Hence, TSMC claims that the N3E represents a +18% speed improvement, over a 30% density enhancement, and a -32% energy reduction compared to the N5. These figures are more impressive than saying that the N3E only surpasses the original N3 by 5% in speed, logically. This is what we will see in 2023, but in 2024, things only slightly improve.

The most notable is not the N3P, which gets another improvement over the N3E: +10% speed (frequency), +4% density, and a 5%-10% energy reduction. The most notable is the N3AE, or N3 Automotive Early, which is the node aimed at the automotive sector in its early version, focused on the needs of electric cars. And with this, ladies and gentlemen, next year will conclude for TSMC, with no more changes.

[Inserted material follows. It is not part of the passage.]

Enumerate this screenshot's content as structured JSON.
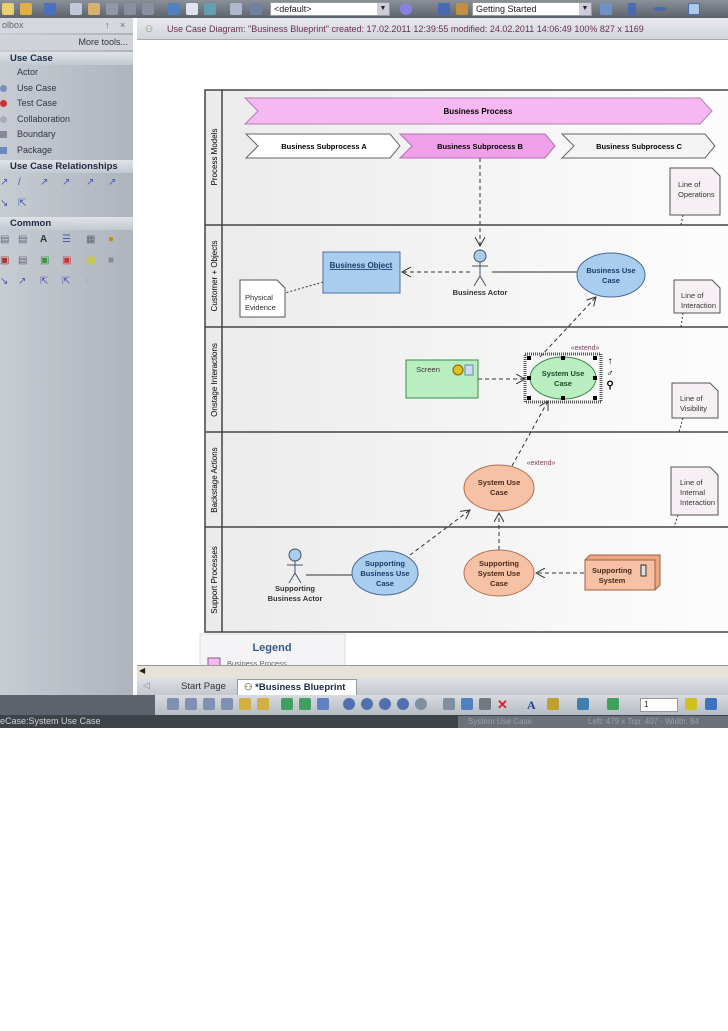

What will Intel have? Well, Intel 4, Intel 3, Intel 20A, and Intel 18A on the market, equivalent to 1.8 nm when compared to TSMC’s node.

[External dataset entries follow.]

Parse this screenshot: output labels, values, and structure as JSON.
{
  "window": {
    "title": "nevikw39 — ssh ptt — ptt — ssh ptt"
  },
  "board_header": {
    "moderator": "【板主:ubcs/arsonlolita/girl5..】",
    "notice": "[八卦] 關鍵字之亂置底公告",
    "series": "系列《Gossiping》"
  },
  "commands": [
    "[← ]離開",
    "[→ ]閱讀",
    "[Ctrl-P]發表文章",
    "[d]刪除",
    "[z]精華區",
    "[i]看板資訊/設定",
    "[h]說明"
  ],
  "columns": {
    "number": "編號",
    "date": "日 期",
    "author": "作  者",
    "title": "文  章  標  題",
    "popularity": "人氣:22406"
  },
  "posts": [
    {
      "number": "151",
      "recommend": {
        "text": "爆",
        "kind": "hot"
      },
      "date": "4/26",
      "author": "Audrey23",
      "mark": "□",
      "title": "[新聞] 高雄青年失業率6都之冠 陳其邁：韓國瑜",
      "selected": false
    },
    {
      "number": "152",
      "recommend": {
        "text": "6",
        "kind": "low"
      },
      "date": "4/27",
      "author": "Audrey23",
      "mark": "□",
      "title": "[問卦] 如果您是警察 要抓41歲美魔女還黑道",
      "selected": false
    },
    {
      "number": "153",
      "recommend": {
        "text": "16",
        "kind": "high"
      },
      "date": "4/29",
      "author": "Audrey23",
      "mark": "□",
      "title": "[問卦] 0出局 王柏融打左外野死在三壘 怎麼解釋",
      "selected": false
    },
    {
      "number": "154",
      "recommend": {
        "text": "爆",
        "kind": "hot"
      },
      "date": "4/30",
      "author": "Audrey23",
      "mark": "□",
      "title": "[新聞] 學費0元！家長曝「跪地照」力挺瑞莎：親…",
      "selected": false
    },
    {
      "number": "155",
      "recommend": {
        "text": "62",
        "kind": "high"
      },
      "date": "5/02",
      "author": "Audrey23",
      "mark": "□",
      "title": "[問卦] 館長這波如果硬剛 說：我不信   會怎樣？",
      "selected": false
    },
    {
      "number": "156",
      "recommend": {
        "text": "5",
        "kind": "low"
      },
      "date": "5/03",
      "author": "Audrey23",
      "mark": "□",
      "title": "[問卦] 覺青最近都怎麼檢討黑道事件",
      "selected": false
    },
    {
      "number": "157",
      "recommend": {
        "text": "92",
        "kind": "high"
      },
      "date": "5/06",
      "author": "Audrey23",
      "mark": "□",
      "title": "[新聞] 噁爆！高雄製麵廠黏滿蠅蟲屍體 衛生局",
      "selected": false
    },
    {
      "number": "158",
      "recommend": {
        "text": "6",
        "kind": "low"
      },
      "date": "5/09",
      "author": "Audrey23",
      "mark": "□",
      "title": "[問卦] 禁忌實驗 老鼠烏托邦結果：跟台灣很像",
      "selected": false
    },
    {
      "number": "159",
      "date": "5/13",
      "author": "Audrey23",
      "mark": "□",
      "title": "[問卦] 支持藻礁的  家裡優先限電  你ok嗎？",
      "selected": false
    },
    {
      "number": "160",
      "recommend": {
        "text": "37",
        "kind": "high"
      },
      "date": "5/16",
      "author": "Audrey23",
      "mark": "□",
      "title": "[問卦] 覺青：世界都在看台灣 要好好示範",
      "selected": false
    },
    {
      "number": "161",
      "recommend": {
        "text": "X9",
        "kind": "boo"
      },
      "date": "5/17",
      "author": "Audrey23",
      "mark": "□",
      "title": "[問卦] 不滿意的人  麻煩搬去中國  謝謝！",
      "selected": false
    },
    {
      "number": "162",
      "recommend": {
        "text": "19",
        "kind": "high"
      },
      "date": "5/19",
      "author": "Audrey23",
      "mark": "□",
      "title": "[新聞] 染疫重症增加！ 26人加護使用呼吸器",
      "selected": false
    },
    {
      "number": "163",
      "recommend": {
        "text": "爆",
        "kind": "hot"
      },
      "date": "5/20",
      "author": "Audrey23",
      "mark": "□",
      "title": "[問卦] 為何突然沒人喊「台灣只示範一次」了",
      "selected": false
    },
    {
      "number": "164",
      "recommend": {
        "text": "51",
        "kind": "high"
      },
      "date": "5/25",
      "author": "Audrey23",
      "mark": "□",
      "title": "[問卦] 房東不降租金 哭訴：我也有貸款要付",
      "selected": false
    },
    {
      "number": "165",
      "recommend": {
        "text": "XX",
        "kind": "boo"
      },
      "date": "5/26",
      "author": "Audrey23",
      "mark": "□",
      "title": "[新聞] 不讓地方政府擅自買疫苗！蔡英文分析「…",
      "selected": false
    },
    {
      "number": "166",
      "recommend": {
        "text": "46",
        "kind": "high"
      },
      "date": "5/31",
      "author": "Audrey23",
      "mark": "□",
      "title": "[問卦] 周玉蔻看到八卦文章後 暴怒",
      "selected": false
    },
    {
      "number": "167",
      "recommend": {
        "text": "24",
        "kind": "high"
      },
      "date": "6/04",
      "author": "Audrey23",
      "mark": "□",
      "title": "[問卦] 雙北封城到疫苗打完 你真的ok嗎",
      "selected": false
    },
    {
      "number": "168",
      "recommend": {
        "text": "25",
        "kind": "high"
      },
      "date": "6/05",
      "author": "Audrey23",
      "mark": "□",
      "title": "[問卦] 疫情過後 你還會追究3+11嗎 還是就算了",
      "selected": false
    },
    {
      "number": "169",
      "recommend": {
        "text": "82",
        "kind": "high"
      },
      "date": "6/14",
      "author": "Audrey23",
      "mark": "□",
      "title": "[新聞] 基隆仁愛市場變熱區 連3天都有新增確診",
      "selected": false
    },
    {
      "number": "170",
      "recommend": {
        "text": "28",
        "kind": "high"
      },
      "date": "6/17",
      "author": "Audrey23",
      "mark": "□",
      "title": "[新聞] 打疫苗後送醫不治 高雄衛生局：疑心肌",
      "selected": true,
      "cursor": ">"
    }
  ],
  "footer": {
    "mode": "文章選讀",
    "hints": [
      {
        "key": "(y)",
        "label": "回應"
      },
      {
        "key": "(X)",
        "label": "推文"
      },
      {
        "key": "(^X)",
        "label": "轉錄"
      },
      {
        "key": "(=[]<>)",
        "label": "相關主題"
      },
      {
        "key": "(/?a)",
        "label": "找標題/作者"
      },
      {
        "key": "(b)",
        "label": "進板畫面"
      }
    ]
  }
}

In 2025, things become complicated for TSMC: N3X and N2 with a surprise

Indeed, because there are innovations, but not enough. The company mentioned in its symposium that in that year, the N3X will arrive, with a 15% increased frequency and an additional 4% density, but these data, like the previous ones, are based on the original N3, not on the predecessor nodes year by year. The N3X will be only 5% faster than the N3P with the same density, and it may slightly reduce power, but TSMC hinted that it would likely be the same.

That is, in a full year, they can only achieve a 5% increase in speed, why? Because efforts are primarily focused on the original N2. But beware, this is not an HD or HPC version, but a Low Power, or LP, version. In other words, it is a node for low-consumption chips, focused on smartphones, and probably to please Apple after a forgettable 2024, so all data refers to a Cortex-A715 instead of a high-performance node as such.

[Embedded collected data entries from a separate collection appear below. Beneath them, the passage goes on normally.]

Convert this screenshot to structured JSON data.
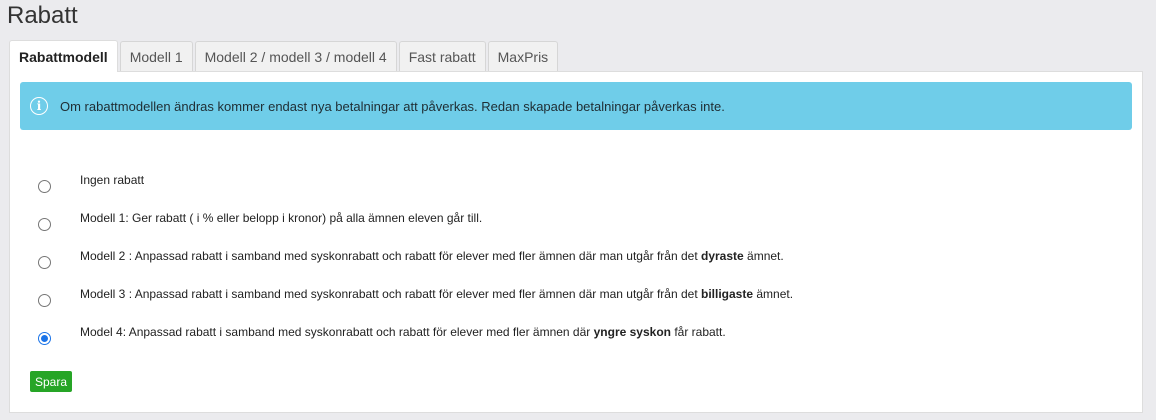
{
  "page": {
    "title": "Rabatt"
  },
  "tabs": [
    {
      "label": "Rabattmodell",
      "active": true
    },
    {
      "label": "Modell 1",
      "active": false
    },
    {
      "label": "Modell 2 / modell 3 / modell 4",
      "active": false
    },
    {
      "label": "Fast rabatt",
      "active": false
    },
    {
      "label": "MaxPris",
      "active": false
    }
  ],
  "alert": {
    "icon": "info-icon",
    "text": "Om rabattmodellen ändras kommer endast nya betalningar att påverkas. Redan skapade betalningar påverkas inte."
  },
  "options": [
    {
      "before": "Ingen rabatt",
      "bold": "",
      "after": "",
      "checked": false
    },
    {
      "before": "Modell 1: Ger rabatt ( i % eller belopp i kronor) på alla ämnen eleven går till.",
      "bold": "",
      "after": "",
      "checked": false
    },
    {
      "before": "Modell 2 : Anpassad rabatt i samband med syskonrabatt och rabatt för elever med fler ämnen där man utgår från det ",
      "bold": "dyraste",
      "after": " ämnet.",
      "checked": false
    },
    {
      "before": "Modell 3 : Anpassad rabatt i samband med syskonrabatt och rabatt för elever med fler ämnen där man utgår från det ",
      "bold": "billigaste",
      "after": " ämnet.",
      "checked": false
    },
    {
      "before": "Model 4: Anpassad rabatt i samband med syskonrabatt och rabatt för elever med fler ämnen där ",
      "bold": "yngre syskon",
      "after": " får rabatt.",
      "checked": true
    }
  ],
  "save_button": {
    "label": "Spara"
  },
  "colors": {
    "alert_bg": "#6fcde9",
    "save_bg": "#26a526",
    "radio_selected": "#1a73e8"
  }
}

The data is based on the current N3E that we enjoy in 2023, and they indicate that the N2 will have a +10% or +20% (surprisingly uncertain for just a year and a half away) speed increase, over 15% density, and a +25% or 30% energy consumption reduction.

TSMC claims that the minimum voltage is lower than usual with an outlook for efficiency, but obviously, it will not be enough, and they will not achieve it because this node does not include BSPDN technology as such. However, it will enter the risk production stage by mid-2025, followed by a progressive volume increase.

N2 + BSPDN for the end of 2025

Like Intel, there will be two types of the original N2: the N2 without BSPDN that we just discussed, and the N2 + BSPDN, which will arrive at the end of 2025. It will be more expensive, but it will have the advantages of this technology that we have talked about so much.

Specifically, compared to the standard N2, TSMC announces a 10% density improvement and a +5% or 10% increase in speed, but they left this final range in the air since they are trying to improve performance even more.

The enhancements, according to them, will come through better efficiency and lower crosstalk of power and data signal delivery, indicating that they still need to refine BSPDN and that they are behind Intel by a year, or more.

In 2026, TSMC’s definite take-off: N3A and N2P, N2X

The year when high-performance nodes based on the original N2 will be launched. Late, very late, but hopefully worth it. And we say “hopefully” because few or no details have been provided.

It seems that these are minor improvements like the N3P and N3X that we will see in 2024 and 2025, so we should not expect any miracles. From 2026, we see what we already saw with Intel: Forksheets transistors (a GAA variant focused on density), CFET transistors (second-generation focused on density), 2D transistors, and CNT (carbon nanotubes).

Where will Intel be in that year? Far ahead. Intel 16A and Intel 14A are expected, equivalent to 1.6 nm and 1.4 nm, one focused on high performance and another for the LP sector. Therefore, TSMC faces a real challenge because, besides the nanometric leap, Intel will be ahead with Forksheets transistors if the leaks are correct, putting them between a year and a half and two ahead of TSMC. At least if TSMC’s Roadmap through 2026 is fulfilled and we hope there will be no further delays.